Jóhann Jóhannsson, Icelandic electronic musician and Oscar-nominated film composer of The Theory of Everything, Sicario and Arrival, has died at the age of 48.
The composer was found dead at his Berlin apartment Friday, his manager Tim Husom confirmed to Variety. No cause of death was revealed but Berlin authorities are investigating and an autopsy will be performed.
“It is with profound sadness that we confirm the passing of our dear friend Jóhann,” Redbird Music Management wrote in a statement on Jóhannsson’s Facebook page. “We have lost one of the most talented and brilliant people who we had the privilege of knowing and working with. May his music continue to inspire us.”
Deutsche Grammaphon, Jóhannsson’s label since 2016, tweeted, “[T]he team at Deutsche Grammophon are in deep mourning over the loss of our friend, Jóhann Jóhannsson. In the three years of our close collaboration, a true friendship had grown. The power of his music will live on and continue to touch us. “
One of cinema’s most acclaimed composers of the past decade, Jóhannsson earned a pair of Best Original Score Academy Award nominations for 2014’s The Theory of Everything and his influential work on 2015’s Sicario. The composer earned a Golden Globe for The Theory of Everything score, which also scored a Grammy nomination for Best Score Soundtrack for Visual Media.
Jóhannsson’s ascension in Hollywood mirrored that of director and frequent collaborator Denis Villeneuve, who recruited the composer to score 2013’s Prisoners, 2015’s Sicario and 2016’s Arrival. Jóhannsson also worked on Villeneuve’s Blade Runner 2049 but was replaced by Hans Zimmer.
Born in Reykjavík, Iceland, Jóhannsson began his career as an indie rocker and experimental electronic musician before releasing his first album, Englabörn, in 2002. Over the next 15 years, Jóhannsson balanced his own work – including 2004’s IBM 1401, A User’s Manual, a tribute to his father who worked for the computer giant – with compositional work for films, television (including Netflix’s sci-fi series The OA) and theatre. Jóhannsson’s final LP Orphée was named one of Rolling Stone‘s 20 Best Avant Albums of 2016.
Less than two weeks ago, Jóhannsson performed at Barcelona’s Auditoril; the composer was also scheduled to appear at the city’s Primavera Sound festival this summer.

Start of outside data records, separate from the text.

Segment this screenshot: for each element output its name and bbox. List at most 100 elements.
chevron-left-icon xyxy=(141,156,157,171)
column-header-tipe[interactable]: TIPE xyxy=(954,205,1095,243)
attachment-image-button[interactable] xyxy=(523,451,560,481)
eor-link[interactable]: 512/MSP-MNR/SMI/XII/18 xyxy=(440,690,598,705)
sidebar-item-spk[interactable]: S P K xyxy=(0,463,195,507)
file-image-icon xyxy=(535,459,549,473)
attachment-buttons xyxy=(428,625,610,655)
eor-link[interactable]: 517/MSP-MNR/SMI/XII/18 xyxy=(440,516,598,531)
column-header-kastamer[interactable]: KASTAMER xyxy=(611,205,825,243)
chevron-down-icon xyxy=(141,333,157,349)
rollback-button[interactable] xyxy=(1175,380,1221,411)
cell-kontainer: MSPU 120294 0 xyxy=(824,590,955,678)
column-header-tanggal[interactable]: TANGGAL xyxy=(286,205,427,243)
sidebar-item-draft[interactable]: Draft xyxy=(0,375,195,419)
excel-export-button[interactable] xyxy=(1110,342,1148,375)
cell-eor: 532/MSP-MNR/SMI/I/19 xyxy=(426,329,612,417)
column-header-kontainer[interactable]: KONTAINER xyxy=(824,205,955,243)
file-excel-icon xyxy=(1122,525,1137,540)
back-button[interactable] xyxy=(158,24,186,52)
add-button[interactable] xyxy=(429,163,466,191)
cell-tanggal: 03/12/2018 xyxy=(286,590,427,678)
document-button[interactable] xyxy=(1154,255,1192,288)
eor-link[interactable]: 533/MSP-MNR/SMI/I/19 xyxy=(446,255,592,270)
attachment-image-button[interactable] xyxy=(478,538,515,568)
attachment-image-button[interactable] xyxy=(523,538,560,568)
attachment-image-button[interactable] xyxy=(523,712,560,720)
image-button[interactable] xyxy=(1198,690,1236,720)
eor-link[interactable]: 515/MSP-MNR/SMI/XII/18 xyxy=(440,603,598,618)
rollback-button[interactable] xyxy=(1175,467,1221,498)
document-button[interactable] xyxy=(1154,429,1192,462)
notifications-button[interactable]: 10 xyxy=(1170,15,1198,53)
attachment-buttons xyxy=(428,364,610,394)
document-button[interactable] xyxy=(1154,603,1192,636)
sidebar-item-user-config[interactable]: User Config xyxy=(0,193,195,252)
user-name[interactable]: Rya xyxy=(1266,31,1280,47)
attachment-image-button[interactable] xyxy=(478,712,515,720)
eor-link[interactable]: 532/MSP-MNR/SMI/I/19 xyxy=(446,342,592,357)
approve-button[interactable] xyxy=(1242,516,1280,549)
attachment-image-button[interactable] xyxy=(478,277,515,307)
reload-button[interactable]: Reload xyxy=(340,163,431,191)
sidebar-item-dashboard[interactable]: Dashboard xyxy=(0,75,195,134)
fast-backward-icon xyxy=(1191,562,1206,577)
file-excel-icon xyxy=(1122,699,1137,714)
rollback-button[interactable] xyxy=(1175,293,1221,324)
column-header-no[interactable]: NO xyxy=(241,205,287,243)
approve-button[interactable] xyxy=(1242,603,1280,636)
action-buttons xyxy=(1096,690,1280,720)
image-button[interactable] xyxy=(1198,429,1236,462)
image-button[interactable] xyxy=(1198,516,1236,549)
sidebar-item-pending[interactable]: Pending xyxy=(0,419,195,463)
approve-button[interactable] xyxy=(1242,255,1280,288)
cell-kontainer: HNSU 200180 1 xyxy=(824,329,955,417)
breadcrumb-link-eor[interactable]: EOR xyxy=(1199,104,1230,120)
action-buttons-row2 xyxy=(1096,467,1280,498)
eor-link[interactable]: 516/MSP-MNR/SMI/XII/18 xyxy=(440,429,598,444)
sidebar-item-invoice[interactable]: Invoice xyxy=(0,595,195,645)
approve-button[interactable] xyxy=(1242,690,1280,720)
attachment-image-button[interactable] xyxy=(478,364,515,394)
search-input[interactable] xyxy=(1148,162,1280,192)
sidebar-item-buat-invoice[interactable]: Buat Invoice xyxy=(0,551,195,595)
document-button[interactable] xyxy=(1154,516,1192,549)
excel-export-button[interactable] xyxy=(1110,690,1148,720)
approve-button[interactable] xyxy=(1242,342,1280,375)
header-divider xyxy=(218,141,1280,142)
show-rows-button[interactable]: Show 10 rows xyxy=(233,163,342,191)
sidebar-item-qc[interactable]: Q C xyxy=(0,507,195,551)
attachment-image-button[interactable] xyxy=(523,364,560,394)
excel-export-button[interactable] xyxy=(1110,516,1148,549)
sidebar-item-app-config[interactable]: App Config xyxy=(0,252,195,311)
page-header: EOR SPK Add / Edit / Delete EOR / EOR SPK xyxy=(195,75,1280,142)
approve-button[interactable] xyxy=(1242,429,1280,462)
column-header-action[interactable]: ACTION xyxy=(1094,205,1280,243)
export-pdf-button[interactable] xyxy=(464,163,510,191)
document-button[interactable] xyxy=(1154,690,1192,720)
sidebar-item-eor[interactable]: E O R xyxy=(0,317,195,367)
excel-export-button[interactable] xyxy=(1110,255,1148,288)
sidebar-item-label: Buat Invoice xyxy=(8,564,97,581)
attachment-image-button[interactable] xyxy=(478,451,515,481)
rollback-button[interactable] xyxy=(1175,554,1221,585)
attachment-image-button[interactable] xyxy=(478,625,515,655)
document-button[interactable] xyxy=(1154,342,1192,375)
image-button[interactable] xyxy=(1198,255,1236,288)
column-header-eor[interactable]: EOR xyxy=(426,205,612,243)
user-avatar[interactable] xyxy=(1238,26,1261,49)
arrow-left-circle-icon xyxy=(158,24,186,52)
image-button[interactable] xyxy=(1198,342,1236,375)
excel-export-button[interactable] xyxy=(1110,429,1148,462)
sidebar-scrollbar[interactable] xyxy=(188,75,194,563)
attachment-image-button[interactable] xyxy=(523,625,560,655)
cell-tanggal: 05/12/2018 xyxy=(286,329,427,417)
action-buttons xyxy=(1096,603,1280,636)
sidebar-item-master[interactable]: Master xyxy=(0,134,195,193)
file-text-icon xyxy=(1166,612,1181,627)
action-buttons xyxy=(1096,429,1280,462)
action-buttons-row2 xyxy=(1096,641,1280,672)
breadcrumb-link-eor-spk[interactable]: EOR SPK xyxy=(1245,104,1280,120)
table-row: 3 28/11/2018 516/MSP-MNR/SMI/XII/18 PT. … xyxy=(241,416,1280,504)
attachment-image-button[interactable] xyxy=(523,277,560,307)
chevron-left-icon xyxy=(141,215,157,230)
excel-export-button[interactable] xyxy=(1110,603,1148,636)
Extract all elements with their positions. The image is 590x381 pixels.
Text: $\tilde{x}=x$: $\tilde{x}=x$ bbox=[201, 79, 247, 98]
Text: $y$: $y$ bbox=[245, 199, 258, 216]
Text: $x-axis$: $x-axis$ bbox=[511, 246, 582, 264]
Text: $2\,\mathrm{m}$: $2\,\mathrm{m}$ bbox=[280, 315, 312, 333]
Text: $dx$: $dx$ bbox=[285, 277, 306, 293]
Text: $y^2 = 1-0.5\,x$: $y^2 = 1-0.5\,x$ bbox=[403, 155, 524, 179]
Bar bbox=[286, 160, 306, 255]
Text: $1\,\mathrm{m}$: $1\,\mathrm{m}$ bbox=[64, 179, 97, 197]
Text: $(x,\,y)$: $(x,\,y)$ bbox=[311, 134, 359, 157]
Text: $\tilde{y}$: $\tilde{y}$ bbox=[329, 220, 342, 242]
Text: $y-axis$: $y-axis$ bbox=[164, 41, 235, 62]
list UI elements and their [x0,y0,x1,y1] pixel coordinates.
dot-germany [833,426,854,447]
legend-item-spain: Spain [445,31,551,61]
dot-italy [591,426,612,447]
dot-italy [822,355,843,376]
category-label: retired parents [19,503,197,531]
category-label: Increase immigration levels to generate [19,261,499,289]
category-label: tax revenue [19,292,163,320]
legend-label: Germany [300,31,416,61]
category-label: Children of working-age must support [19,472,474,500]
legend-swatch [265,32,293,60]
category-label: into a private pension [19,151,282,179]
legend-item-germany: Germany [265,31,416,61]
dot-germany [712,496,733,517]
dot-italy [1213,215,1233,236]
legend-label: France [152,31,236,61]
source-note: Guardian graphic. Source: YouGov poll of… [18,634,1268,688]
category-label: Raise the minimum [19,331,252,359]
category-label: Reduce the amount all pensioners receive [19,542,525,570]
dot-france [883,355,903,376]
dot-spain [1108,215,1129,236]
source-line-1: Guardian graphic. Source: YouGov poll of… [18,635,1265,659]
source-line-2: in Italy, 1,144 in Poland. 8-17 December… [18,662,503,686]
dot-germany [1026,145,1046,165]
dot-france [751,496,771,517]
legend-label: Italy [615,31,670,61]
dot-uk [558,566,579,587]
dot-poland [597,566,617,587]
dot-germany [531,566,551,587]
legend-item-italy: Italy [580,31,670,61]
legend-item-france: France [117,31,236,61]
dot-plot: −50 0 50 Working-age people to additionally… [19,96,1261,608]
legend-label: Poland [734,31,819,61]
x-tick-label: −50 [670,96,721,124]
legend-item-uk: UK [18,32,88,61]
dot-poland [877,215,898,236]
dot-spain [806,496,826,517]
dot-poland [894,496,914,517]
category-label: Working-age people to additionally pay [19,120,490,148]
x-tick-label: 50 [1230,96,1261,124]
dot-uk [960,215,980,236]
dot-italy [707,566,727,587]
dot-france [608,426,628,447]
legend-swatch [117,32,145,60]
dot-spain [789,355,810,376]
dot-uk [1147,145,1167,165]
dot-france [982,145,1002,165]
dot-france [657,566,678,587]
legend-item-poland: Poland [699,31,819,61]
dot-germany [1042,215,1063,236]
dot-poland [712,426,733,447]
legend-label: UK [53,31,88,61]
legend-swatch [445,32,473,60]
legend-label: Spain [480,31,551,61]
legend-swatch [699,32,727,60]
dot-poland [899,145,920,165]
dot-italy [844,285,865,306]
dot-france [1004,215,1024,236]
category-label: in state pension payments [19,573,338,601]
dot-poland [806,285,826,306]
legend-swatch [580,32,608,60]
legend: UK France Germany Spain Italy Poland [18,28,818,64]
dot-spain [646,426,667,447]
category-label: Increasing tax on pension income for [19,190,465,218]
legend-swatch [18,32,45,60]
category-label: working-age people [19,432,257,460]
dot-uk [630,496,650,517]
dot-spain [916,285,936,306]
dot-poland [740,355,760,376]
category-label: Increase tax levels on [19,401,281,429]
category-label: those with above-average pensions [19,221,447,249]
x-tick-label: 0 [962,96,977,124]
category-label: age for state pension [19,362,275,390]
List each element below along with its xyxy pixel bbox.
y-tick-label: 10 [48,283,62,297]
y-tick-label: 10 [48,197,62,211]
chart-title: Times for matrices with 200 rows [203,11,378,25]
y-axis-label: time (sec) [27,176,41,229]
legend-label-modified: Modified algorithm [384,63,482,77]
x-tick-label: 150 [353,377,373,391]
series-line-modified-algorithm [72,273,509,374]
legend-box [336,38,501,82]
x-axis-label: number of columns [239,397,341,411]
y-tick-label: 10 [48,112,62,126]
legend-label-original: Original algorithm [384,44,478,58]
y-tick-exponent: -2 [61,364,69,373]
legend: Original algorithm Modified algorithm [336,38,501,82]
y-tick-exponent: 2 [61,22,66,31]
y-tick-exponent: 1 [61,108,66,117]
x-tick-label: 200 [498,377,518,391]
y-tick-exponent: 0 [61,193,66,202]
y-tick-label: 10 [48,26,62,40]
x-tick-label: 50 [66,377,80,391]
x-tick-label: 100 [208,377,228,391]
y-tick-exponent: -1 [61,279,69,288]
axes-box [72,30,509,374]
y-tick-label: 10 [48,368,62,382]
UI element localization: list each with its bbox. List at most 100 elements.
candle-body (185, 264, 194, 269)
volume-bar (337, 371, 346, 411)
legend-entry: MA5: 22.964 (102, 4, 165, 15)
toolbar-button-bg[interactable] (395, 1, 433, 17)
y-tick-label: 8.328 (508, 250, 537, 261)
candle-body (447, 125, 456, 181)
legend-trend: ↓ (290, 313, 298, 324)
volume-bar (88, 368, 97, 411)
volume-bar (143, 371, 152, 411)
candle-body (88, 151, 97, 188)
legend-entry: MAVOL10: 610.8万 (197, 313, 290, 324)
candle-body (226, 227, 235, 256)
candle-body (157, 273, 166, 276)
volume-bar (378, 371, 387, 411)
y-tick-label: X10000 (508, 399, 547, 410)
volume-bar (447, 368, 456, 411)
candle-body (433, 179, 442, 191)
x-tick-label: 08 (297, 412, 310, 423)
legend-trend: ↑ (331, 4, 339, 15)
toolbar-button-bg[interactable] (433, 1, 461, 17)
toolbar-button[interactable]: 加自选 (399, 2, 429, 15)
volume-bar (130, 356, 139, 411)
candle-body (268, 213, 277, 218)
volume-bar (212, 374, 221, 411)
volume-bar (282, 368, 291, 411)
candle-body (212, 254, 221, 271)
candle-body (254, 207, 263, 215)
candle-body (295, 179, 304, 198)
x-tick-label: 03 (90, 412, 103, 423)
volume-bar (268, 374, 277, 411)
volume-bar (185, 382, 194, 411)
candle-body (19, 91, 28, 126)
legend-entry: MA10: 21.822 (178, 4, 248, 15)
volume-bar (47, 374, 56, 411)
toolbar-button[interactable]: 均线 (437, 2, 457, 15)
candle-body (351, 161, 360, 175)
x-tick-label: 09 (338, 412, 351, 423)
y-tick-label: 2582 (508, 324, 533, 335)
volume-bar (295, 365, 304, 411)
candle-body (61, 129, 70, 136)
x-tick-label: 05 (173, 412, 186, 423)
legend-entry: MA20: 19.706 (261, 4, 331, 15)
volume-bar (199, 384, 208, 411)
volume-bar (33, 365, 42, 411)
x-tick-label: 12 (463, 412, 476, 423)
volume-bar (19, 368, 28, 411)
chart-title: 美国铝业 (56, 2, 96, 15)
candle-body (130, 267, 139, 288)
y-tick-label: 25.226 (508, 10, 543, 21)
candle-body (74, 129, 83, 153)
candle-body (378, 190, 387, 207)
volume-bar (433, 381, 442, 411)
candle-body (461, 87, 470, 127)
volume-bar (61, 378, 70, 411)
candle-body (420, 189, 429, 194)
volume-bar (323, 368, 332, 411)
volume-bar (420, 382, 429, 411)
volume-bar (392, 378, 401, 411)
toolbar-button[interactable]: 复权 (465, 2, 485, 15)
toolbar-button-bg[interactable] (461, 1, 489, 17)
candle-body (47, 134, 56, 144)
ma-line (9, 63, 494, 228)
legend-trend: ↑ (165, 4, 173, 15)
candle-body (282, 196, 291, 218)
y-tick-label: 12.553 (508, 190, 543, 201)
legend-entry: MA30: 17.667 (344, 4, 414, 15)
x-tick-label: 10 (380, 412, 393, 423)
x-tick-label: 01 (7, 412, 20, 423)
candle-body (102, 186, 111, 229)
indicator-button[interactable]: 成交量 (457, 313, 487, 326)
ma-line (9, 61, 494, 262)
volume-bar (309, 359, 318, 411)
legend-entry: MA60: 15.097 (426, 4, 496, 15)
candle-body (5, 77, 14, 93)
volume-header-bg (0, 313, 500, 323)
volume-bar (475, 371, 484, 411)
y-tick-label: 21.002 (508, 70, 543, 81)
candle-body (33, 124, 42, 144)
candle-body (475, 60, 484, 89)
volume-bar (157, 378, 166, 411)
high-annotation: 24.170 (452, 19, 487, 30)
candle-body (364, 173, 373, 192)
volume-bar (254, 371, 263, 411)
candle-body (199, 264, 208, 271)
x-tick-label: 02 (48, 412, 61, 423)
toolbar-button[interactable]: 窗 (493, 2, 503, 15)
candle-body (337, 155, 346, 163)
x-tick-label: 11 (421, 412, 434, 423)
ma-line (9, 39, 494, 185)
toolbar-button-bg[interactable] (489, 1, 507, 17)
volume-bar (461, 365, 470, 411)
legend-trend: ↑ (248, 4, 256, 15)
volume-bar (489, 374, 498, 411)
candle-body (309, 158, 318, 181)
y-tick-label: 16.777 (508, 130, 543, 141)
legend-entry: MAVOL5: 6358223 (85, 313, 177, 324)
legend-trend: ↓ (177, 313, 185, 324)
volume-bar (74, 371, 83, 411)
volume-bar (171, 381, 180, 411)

“Extremely sad news: we are very shocked and sorry to hear about the unexpected death of Jóhann Jóhannsson, who was playing in Barcelona just a week ago and whom we were looking forward to welcoming at Primavera Sound,” the festival tweeted. “All our sympathy goes to his family, friends and collaborators.”
Prior to his death, Jóhannsson also provided scores for the Nicolas Cage Sundance hit Mandy, James Marsh’s The Mercy and the upcoming biblical drama Mary Magdalene.